Sesuai dengan nama Sapuro diperkirakan di tempat yang sekarang dijadikan pemakaman Islam dahulu kala mungkin terdapat bangunan pura. Ketika lahan tersebut dijadikan tempat pemakaman Islam nama Sapuro berubah menjadi Gapuro. Dalam arti lain boleh jadi bermakna Ghafuro (bahasa Arab) yang artinya ampunan. Di pemakaman Sapuro terdapat komplek pemakaman para sayid alawi Hadramaut yang pernah pindah ke Asia Tenggara pada abad XVII M. Kelompok makam para sayid tersebut tidak kita temukan prasasti yang menyangkut nama atau yang memiliki tanda-tanda lainnya seperti nisan-nisan para sayid yang berada di luar Pekalongan. Namun dari kelompok para sayid alawiyin yang dimakamkan pada umumnya berasal dari berbagai marga. Misalnya al-Yahya (bin Aqil), al-Atas, al-Jufri, al-Idrus, dan lain-lain. Masing-masing kelompok telah dipelihara dengan baik oleh keluarga keturunannya dan keterangan tentang nama-nama yang tertulis pada nisan telah dikaitkan pada nasabnya (silsilah keluarga). Yang oleh para ahlulbait penulisan silsilah ini sudah menjadi tradisi yang dilakukan sejak awal.
Saat kedatangan para sayid alawiyin di Pekalongan pada kurun abad XVII bukan berarti masyarakat Pekalongan belum Islam sebab satu abad jauh sebelumnya sebagian masyarakat Pekalongan sudah memeluk agama Islam. Ini dapat dilihat melalui petunjuk dari makam Islam yang lain seperti makam Syekh Maghribi dan Pangeran Pekalongan yang berada di komplek pemakaman Wonobodro, Blado kabupaten Pekalongan serta makam seorang muslimat dari keluarga para habaib bernama Syarifah Ambariyah di Kecamatan Bojong kabupaten Pekalongan.
Meskipun nisan makamnya tidak berangka tahun akan tetapi oleh masyarakat makam Syekh Wonobodro (Syekh Maghribi) dan Pangeran Pekalongan sebagai situs yang tertua. Situs pemakaman Syekh Maghribi dan Pangeran Pekalongan berada di daerah pegunungan wilayah kecamatan Blado, mendekati jalan lama yang merupakan jalan penghubung antara wilayah Pekalongan dan Bandar serta Limpung dan Bawang sampai Dieng Wonosobo dan Temanggung di selatan.

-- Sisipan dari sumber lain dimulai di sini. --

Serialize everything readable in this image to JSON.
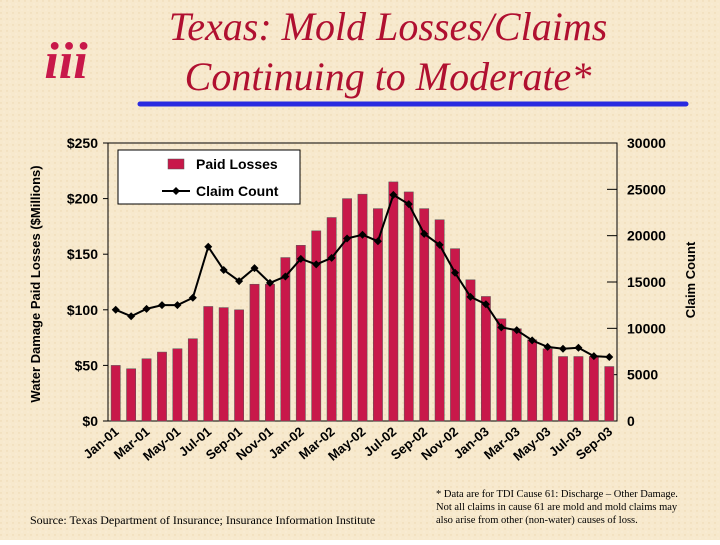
{
  "chart_data": {
    "type": "bar-line",
    "logo": "iii",
    "title_lines": [
      "Texas: Mold Losses/Claims",
      "Continuing to Moderate*"
    ],
    "y_label": "Water Damage Paid Losses ($Millions)",
    "y2_label": "Claim Count",
    "categories": [
      "Jan-01",
      null,
      "Mar-01",
      null,
      "May-01",
      null,
      "Jul-01",
      null,
      "Sep-01",
      null,
      "Nov-01",
      null,
      "Jan-02",
      null,
      "Mar-02",
      null,
      "May-02",
      null,
      "Jul-02",
      null,
      "Sep-02",
      null,
      "Nov-02",
      null,
      "Jan-03",
      null,
      "Mar-03",
      null,
      "May-03",
      null,
      "Jul-03",
      null,
      "Sep-03"
    ],
    "series": [
      {
        "name": "Paid Losses",
        "color": "#c8184a",
        "kind": "bar",
        "values": [
          50,
          47,
          56,
          62,
          65,
          74,
          103,
          102,
          100,
          123,
          123,
          147,
          158,
          171,
          183,
          200,
          204,
          191,
          215,
          206,
          191,
          181,
          155,
          127,
          112,
          92,
          83,
          73,
          65,
          58,
          58,
          58,
          49
        ]
      },
      {
        "name": "Claim Count",
        "color": "#000000",
        "kind": "line",
        "axis": "y2",
        "values": [
          12000,
          11300,
          12100,
          12500,
          12500,
          13300,
          18800,
          16300,
          15100,
          16500,
          14900,
          15600,
          17500,
          16900,
          17600,
          19700,
          20100,
          19400,
          24400,
          23400,
          20200,
          19000,
          16000,
          13400,
          12600,
          10100,
          9800,
          8700,
          8000,
          7800,
          7900,
          7000,
          6900
        ]
      }
    ],
    "ylim": [
      0,
      250
    ],
    "yticks": [
      {
        "value": 0,
        "label": "$0"
      },
      {
        "value": 50,
        "label": "$50"
      },
      {
        "value": 100,
        "label": "$100"
      },
      {
        "value": 150,
        "label": "$150"
      },
      {
        "value": 200,
        "label": "$200"
      },
      {
        "value": 250,
        "label": "$250"
      }
    ],
    "y2lim": [
      0,
      30000
    ],
    "y2ticks": [
      0,
      5000,
      10000,
      15000,
      20000,
      25000,
      30000
    ],
    "source": "Source: Texas Department of Insurance; Insurance Information Institute",
    "footnote_lines": [
      "* Data are for TDI Cause 61: Discharge – Other Damage.",
      "Not all claims in cause 61 are mold and mold claims may",
      "also arise from other (non-water) causes of loss."
    ]
  }
}
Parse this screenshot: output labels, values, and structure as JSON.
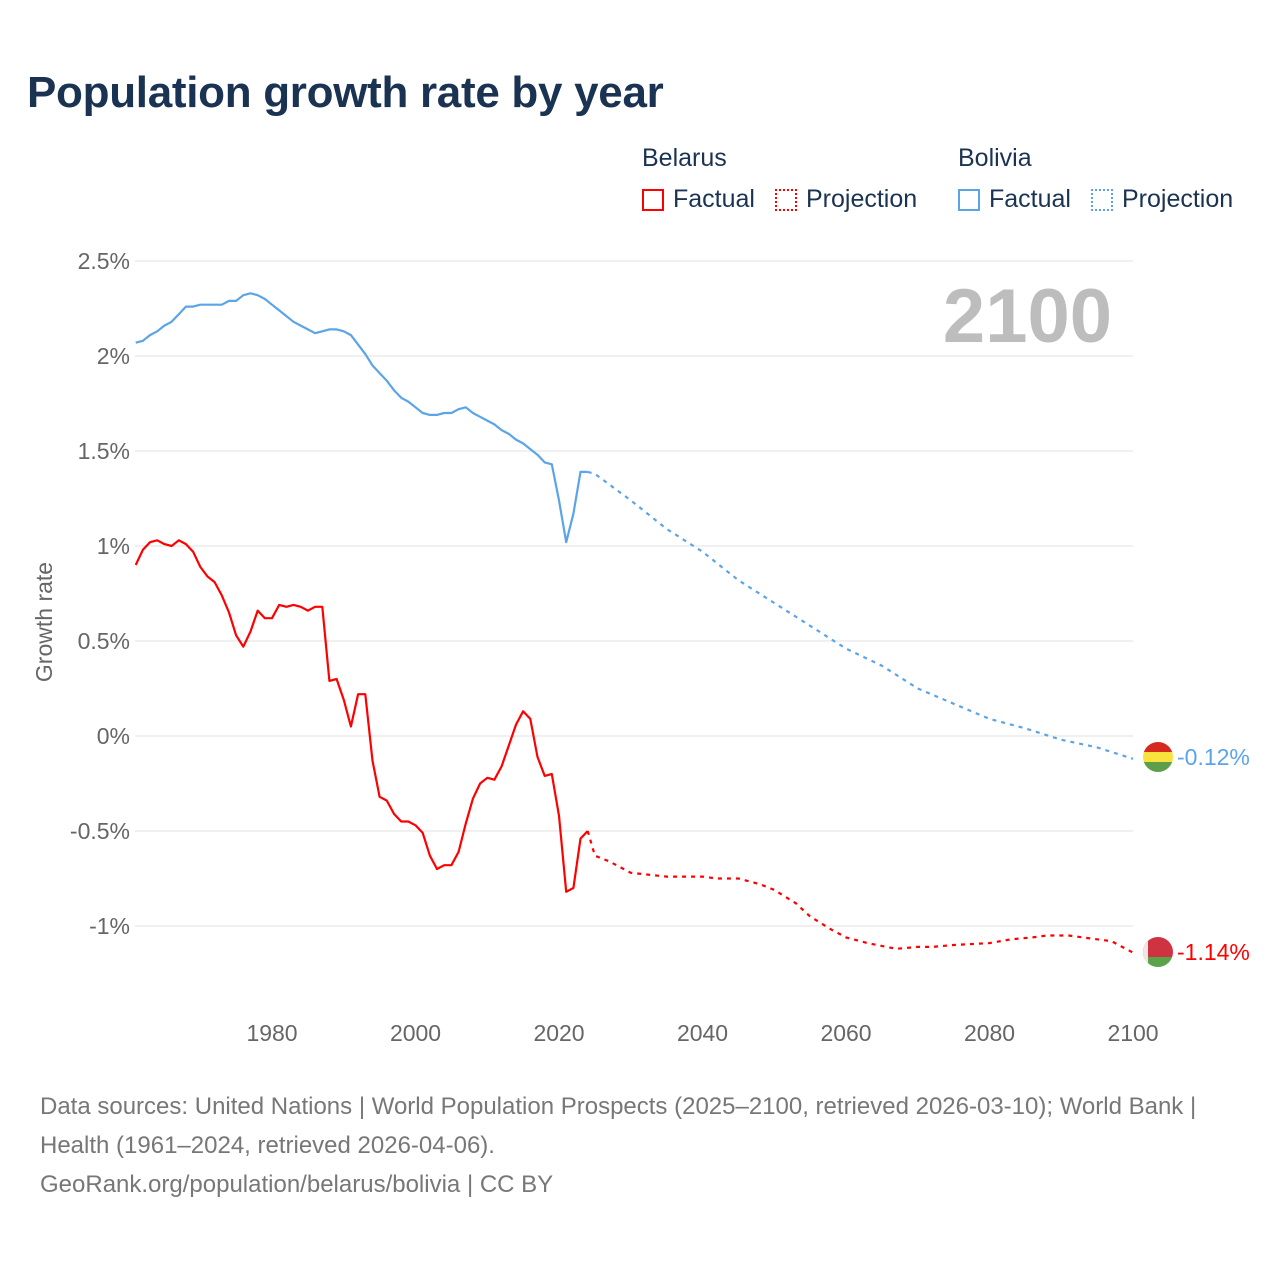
{
  "chart_data": {
    "type": "line",
    "title": "Population growth rate by year",
    "ylabel": "Growth rate",
    "xlabel": "",
    "year_label": "2100",
    "xlim": [
      1961,
      2100
    ],
    "ylim": [
      -1.35,
      2.6
    ],
    "x_ticks": [
      1980,
      2000,
      2020,
      2040,
      2060,
      2080,
      2100
    ],
    "y_ticks": [
      {
        "value": 2.5,
        "label": "2.5%"
      },
      {
        "value": 2,
        "label": "2%"
      },
      {
        "value": 1.5,
        "label": "1.5%"
      },
      {
        "value": 1,
        "label": "1%"
      },
      {
        "value": 0.5,
        "label": "0.5%"
      },
      {
        "value": 0,
        "label": "0%"
      },
      {
        "value": -0.5,
        "label": "-0.5%"
      },
      {
        "value": -1,
        "label": "-1%"
      }
    ],
    "grid": true,
    "legend_position": "top-right",
    "legend": {
      "groups": [
        {
          "name": "Belarus",
          "color": "#ff0000",
          "factual": "Factual",
          "projection": "Projection"
        },
        {
          "name": "Bolivia",
          "color": "#5ba4e8",
          "factual": "Factual",
          "projection": "Projection"
        }
      ]
    },
    "series": [
      {
        "name": "Belarus",
        "color": "#ff0000",
        "end_label": "-1.14%",
        "flag": "belarus-flag",
        "factual": {
          "x": [
            1961,
            1962,
            1963,
            1964,
            1965,
            1966,
            1967,
            1968,
            1969,
            1970,
            1971,
            1972,
            1973,
            1974,
            1975,
            1976,
            1977,
            1978,
            1979,
            1980,
            1981,
            1982,
            1983,
            1984,
            1985,
            1986,
            1987,
            1988,
            1989,
            1990,
            1991,
            1992,
            1993,
            1994,
            1995,
            1996,
            1997,
            1998,
            1999,
            2000,
            2001,
            2002,
            2003,
            2004,
            2005,
            2006,
            2007,
            2008,
            2009,
            2010,
            2011,
            2012,
            2013,
            2014,
            2015,
            2016,
            2017,
            2018,
            2019,
            2020,
            2021,
            2022,
            2023,
            2024
          ],
          "y": [
            0.9,
            0.98,
            1.02,
            1.03,
            1.01,
            1.0,
            1.03,
            1.01,
            0.97,
            0.89,
            0.84,
            0.81,
            0.74,
            0.65,
            0.53,
            0.47,
            0.55,
            0.66,
            0.62,
            0.62,
            0.69,
            0.68,
            0.69,
            0.68,
            0.66,
            0.68,
            0.68,
            0.29,
            0.3,
            0.19,
            0.05,
            0.22,
            0.22,
            -0.13,
            -0.32,
            -0.34,
            -0.41,
            -0.45,
            -0.45,
            -0.47,
            -0.51,
            -0.63,
            -0.7,
            -0.68,
            -0.68,
            -0.61,
            -0.46,
            -0.33,
            -0.25,
            -0.22,
            -0.23,
            -0.16,
            -0.05,
            0.06,
            0.13,
            0.09,
            -0.11,
            -0.21,
            -0.2,
            -0.42,
            -0.82,
            -0.8,
            -0.54,
            -0.5
          ]
        },
        "projection": {
          "x": [
            2024,
            2025,
            2027,
            2030,
            2035,
            2040,
            2042,
            2045,
            2048,
            2050,
            2053,
            2055,
            2058,
            2060,
            2063,
            2067,
            2070,
            2072,
            2075,
            2080,
            2083,
            2086,
            2088,
            2091,
            2093,
            2095,
            2097,
            2100
          ],
          "y": [
            -0.5,
            -0.63,
            -0.66,
            -0.72,
            -0.74,
            -0.74,
            -0.75,
            -0.75,
            -0.78,
            -0.81,
            -0.88,
            -0.95,
            -1.02,
            -1.06,
            -1.09,
            -1.12,
            -1.11,
            -1.11,
            -1.1,
            -1.09,
            -1.07,
            -1.06,
            -1.05,
            -1.05,
            -1.06,
            -1.07,
            -1.08,
            -1.14
          ]
        }
      },
      {
        "name": "Bolivia",
        "color": "#5ba4e8",
        "end_label": "-0.12%",
        "flag": "bolivia-flag",
        "factual": {
          "x": [
            1961,
            1962,
            1963,
            1964,
            1965,
            1966,
            1967,
            1968,
            1969,
            1970,
            1971,
            1972,
            1973,
            1974,
            1975,
            1976,
            1977,
            1978,
            1979,
            1980,
            1981,
            1982,
            1983,
            1984,
            1985,
            1986,
            1987,
            1988,
            1989,
            1990,
            1991,
            1992,
            1993,
            1994,
            1995,
            1996,
            1997,
            1998,
            1999,
            2000,
            2001,
            2002,
            2003,
            2004,
            2005,
            2006,
            2007,
            2008,
            2009,
            2010,
            2011,
            2012,
            2013,
            2014,
            2015,
            2016,
            2017,
            2018,
            2019,
            2020,
            2021,
            2022,
            2023,
            2024
          ],
          "y": [
            2.07,
            2.08,
            2.11,
            2.13,
            2.16,
            2.18,
            2.22,
            2.26,
            2.26,
            2.27,
            2.27,
            2.27,
            2.27,
            2.29,
            2.29,
            2.32,
            2.33,
            2.32,
            2.3,
            2.27,
            2.24,
            2.21,
            2.18,
            2.16,
            2.14,
            2.12,
            2.13,
            2.14,
            2.14,
            2.13,
            2.11,
            2.06,
            2.01,
            1.95,
            1.91,
            1.87,
            1.82,
            1.78,
            1.76,
            1.73,
            1.7,
            1.69,
            1.69,
            1.7,
            1.7,
            1.72,
            1.73,
            1.7,
            1.68,
            1.66,
            1.64,
            1.61,
            1.59,
            1.56,
            1.54,
            1.51,
            1.48,
            1.44,
            1.43,
            1.24,
            1.02,
            1.17,
            1.39,
            1.39
          ]
        },
        "projection": {
          "x": [
            2024,
            2025,
            2030,
            2035,
            2040,
            2045,
            2050,
            2055,
            2060,
            2065,
            2070,
            2075,
            2080,
            2085,
            2090,
            2095,
            2100
          ],
          "y": [
            1.39,
            1.38,
            1.24,
            1.09,
            0.97,
            0.82,
            0.7,
            0.58,
            0.46,
            0.37,
            0.25,
            0.17,
            0.09,
            0.04,
            -0.02,
            -0.06,
            -0.12
          ]
        }
      }
    ]
  },
  "footer": {
    "sources": "Data sources: United Nations | World Population Prospects (2025–2100, retrieved 2026-03-10); World Bank | Health (1961–2024, retrieved 2026-04-06).",
    "credit": "GeoRank.org/population/belarus/bolivia | CC BY"
  }
}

Pada situs makam kedua ulama tersebut terdapat nama Syekh dan Pangeran . Selain itu tidak lagi tanda-tanda yang bisa memberikan informasi atau keterangan secara jelas siapa dan tahun berapa kira-kira beliau itu hidup. Nisan kedua makam tokoh ulama Islam itu nampaknya sudah beberapa kali diganti sehingga nisan tersebut dapat dikatakan nisan baru. Nisan Syekh Maghribi dibuat dari kayu sangat sederhana dan nisan Pangeran Pekalongan dibuat dengan pahatan marmet tanpa prasasti. Dibanding dengan nisan makam yang lain di luar situs inti (kedua makam) masih ada tanda-tanda nisan asli yang nampak variatif. Sebagian dibuat dari batu menhir (batu tegak) dan adapula yang sudah dipahat. Salah satu nisan batu berornamen kita dapatkan di antara dua situs antara situs makam Syekh Maghribi dengan situs Pangeran Pekalongan. Nisan tersebut tanpa tahun dan tanpa nama, akan tetapi berhiaskan pahatan berbentuk Sidomukti (salah satu ragam hias batik yang berbentuk sayap burung). Ragam hias sidomukti pada nisan, juga kita temukan di komplek Sapuro di Pekalongan dan pemakaman di Astana Pasekaran. Dari kedua makam tokoh ulama para sayid tersebut yang harus ditengarai adalah nama (sebutan Syekh Maghribi) yang memiliki indikasi sebagai seorang syekh (ulama asing) yang umumnya merupakan sebutan para sayid hadramaut. Para sayid hadramaut yang umumnya berasal dari Maghribi (wilayah tenggelamnya matahari) seperti Arab, Persi, Gujarat atau wilayah asia kecil Uzbekistan maupun dari Sumatera. Maulana Malik Ibrahim Kasani yang meninggal tahun 1419 di Gresik juga disebut Syekh Maghribi.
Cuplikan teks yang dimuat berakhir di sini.